Cette réaction exaspérée à la question de David Pujadas, demandant jeudi 17 novembre à Nicolas Sarkozy s'il avait effectivement accepté de l'argent libyen pour financer sa campagne de 2007, a été remarqué par quelques téléspectateurs aux oreilles bien affûtées.

L'hypothèse d'une question sur ce sujet ô combien sensible était tout sauf évidente; il n'y avait qu'à écouter Bruno Le Maire - pourtant pas le dernier à taper sur Nicolas Sarkozy - expliquer le plus benoîtement du monde pas plus tard que ce matin sur France Info qu'il ne fallait pas aborder le sujet pendant le débat au nom de la "séparation des pouvoirs". "C'est une honte". Des propos auxquels David Pujadas n'a, malheureusement, pas répondu. Dans un entretien vidéo publié mardi par Mediapart, le sulfureux intermédiaire franco-libanais Ziad Takieddine affirme avoir remis en 2006 et 2007 trois mallettes contenant 5 millions d'euros en liquide à Claude Guéant et Nicolas Sarkozy, des fonds qui auraient servi à financer la campagne présidentielle de ce dernier.

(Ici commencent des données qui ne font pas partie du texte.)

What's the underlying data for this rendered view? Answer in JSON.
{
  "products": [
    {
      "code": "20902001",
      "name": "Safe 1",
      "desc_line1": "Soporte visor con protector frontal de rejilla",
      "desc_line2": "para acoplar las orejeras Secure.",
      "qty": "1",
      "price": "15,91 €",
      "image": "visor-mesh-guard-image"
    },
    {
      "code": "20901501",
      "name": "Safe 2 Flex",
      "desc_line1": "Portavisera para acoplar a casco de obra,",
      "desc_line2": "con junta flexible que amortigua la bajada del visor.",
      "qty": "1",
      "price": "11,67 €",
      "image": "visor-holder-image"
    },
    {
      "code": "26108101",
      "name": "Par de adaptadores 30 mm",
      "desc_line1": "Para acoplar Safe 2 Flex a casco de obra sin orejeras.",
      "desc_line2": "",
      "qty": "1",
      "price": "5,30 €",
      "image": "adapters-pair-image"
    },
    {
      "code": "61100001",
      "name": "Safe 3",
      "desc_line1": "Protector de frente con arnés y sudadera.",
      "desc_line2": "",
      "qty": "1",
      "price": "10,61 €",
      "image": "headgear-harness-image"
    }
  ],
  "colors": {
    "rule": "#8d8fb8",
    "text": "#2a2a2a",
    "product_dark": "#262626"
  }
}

Nous sommes sur le service public. "C'est une blague ce qu'on vient de voir sur France 2, on est d'accord?" Ce n'est pas l'idée, voyez-vous, que je me fais du service public. "C'est une honte", a lancé le candidat et ex-président, embrayant directement sur Emmanuel Macron. "C'est un problème pour la gauche", a assuré Alain Juppé, en perte dans les sondages.

L'ancien chef de l'Etat a opposé mercredi un démenti formel à ces accusations, dénonçant "une man?uvre nauséabonde pour interférer dans la primaire de la droite et du centre" en vue de la présidentielle de 2017 à quelques jours du premier tour de la primaire. Je me demandais si nous allions repartir pour 20 minutes sur les affaires.

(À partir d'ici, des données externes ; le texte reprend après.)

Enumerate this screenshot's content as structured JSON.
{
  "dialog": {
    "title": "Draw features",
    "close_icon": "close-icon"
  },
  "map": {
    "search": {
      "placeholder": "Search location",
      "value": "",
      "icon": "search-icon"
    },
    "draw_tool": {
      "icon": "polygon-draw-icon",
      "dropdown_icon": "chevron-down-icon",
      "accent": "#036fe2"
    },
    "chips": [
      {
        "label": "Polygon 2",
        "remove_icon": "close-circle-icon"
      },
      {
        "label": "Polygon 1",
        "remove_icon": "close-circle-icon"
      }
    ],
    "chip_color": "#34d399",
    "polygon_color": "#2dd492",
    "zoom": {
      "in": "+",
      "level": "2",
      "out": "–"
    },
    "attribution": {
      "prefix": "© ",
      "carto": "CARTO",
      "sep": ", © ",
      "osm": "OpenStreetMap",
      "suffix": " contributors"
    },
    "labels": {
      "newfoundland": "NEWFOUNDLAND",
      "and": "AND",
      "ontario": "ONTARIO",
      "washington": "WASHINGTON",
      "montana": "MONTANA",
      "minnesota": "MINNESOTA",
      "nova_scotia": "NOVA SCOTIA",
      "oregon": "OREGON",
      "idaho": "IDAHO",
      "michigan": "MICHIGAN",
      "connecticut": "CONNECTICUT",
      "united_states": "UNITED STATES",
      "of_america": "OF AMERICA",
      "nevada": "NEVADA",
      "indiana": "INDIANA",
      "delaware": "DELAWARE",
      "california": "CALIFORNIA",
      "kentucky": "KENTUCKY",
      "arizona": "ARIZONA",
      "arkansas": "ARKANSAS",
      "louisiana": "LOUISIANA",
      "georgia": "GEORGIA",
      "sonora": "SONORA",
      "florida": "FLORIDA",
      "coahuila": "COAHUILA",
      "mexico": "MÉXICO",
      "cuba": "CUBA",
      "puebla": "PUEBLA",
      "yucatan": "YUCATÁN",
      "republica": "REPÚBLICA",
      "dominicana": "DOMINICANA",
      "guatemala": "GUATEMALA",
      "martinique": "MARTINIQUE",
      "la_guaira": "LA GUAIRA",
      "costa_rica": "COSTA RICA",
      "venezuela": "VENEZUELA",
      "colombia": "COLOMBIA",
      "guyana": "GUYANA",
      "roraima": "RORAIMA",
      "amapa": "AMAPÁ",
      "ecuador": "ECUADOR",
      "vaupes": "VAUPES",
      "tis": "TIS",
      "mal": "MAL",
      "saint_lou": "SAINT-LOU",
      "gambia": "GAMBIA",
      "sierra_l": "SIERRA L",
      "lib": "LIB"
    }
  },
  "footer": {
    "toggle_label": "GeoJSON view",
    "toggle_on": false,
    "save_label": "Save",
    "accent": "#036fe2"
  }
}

Selon autre étude d'Opinionway pour Le Point, Alain Juppé est en tête avec 30% de convaincus devant François Fillon (25%) et Nicolas Sarkozy (13%).

De menues divergences sont apparues au sujet de l'élection de Donald Trump à la Maison Blanche: François Fillon a jugé "ridicule" d'en tirer des "conséquences" pour la France. "Fera-t-il après l'élection ce qu'il avait annoncé?"

"Quelle indignité!", a lancé Nicolas Sarkozy.